SARS-CoV-2 Envelope (E) protein interacts with PDZ-domain-2 of host tight junction protein ZO1

• Published in: PloS one Vol. 16; no. 6; p. e0251955
• Main Authors: Shepley-McTaggart, Ariel, Sagum, Cari A, Oliva, Isabela, Rybakovsky, Elizabeth, DiGuilio, Katie, Liang, Jingjing, Bedford, Mark T, Cassel, Joel, Sudol, Marius, Mullin, James M, Harty, Ronald N
• Format: Journal Article
• Language: English
• Published: United States Public Library of Science 09.06.2021; Public Library of Science (PLoS)
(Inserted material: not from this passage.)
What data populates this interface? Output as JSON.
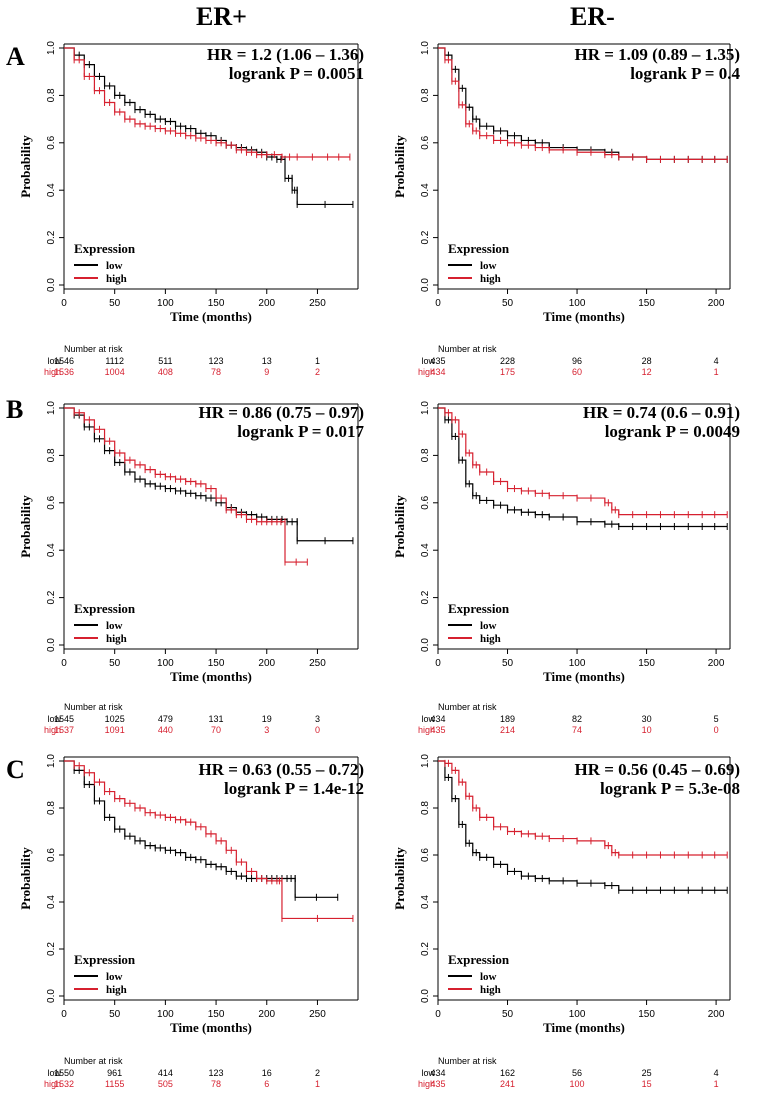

• Subjects: Amino acids; Biology and life sciences; Coronavirus Envelope Proteins - metabolism; Coronaviruses; Cough; COVID-19; COVID-19 - metabolism; COVID-19 - pathology; COVID-19 - virology; Domains; Dyspnea; Envelope protein; Etiology; Fever; Gastrointestinal tract; Health aspects; Host-Pathogen Interactions; Humans; Mechanical ventilation; Medical research; Medicine and health sciences; Pathology; PDZ Domains; Protein Binding; Protein-protein interactions; Proteins; Recombinant Proteins - isolation & purification; Recombinant Proteins - metabolism; Research and Analysis Methods; Respiration; Respiratory diseases; SARS-CoV-2 - isolation & purification; SARS-CoV-2 - metabolism; Severe acute respiratory syndrome; Severe acute respiratory syndrome coronavirus 2; Signs and symptoms; Tight Junctions - metabolism; Ventilation; Veterinary colleges; Viral diseases; Viral envelope proteins; Viral proteins; Viruses; Zonula Occludens-1 Protein - metabolism; United States; New York; United States > US; Texas; Pennsylvania
• ISSN: 1932-6203; 1932-6203
• DOI: 10.1371/journal.pone.0251955

Newly emerged SARS-CoV-2 is the cause of an ongoing global pandemic leading to severe respiratory disease in humans. SARS-CoV-2 targets epithelial cells in the respiratory tract and lungs, which can lead to amplified chloride secretion and increased leak across epithelial barriers, contributing to severe pneumonia and consolidation of the lungs as seen in many COVID-19 patients. There is an urgent need for a better understanding of the molecular aspects that contribute to SARS-CoV-2-induced pathogenesis and for the development of approaches to mitigate these damaging pathologies. The multifunctional SARS-CoV-2 Envelope (E) protein contributes to virus assembly/egress, and as a membrane protein, also possesses viroporin channel properties that may contribute to epithelial barrier damage, pathogenesis, and disease severity. The extreme C-terminal (ECT) sequence of E also contains a putative PDZ-domain binding motif (PBM), similar to that identified in the E protein of SARS-CoV-1. Here, we screened an array of GST-PDZ domain fusion proteins using either a biotin-labeled WT or mutant ECT peptide from the SARS-CoV-2 E protein. Notably, we identified a singular specific interaction between the WT E peptide and the second PDZ domain of human Zona Occludens-1 (ZO1), one of the key regulators of TJ formation/integrity in all epithelial tissues. We used homogenous time resolve fluorescence (HTRF) as a second complementary approach to further validate this novel modular E-ZO1 interaction. We postulate that SARS-CoV-2 E interacts with ZO1 in infected epithelial cells, and this interaction may contribute, in part, to tight junction damage and epithelial barrier compromise in these cell layers leading to enhanced virus spread and severe dysfunction that leads to morbidity. Prophylactic/therapeutic intervention targeting this virus-host interaction may effectively reduce airway and/or gastrointestinal barrier damage and mitigate virus spread.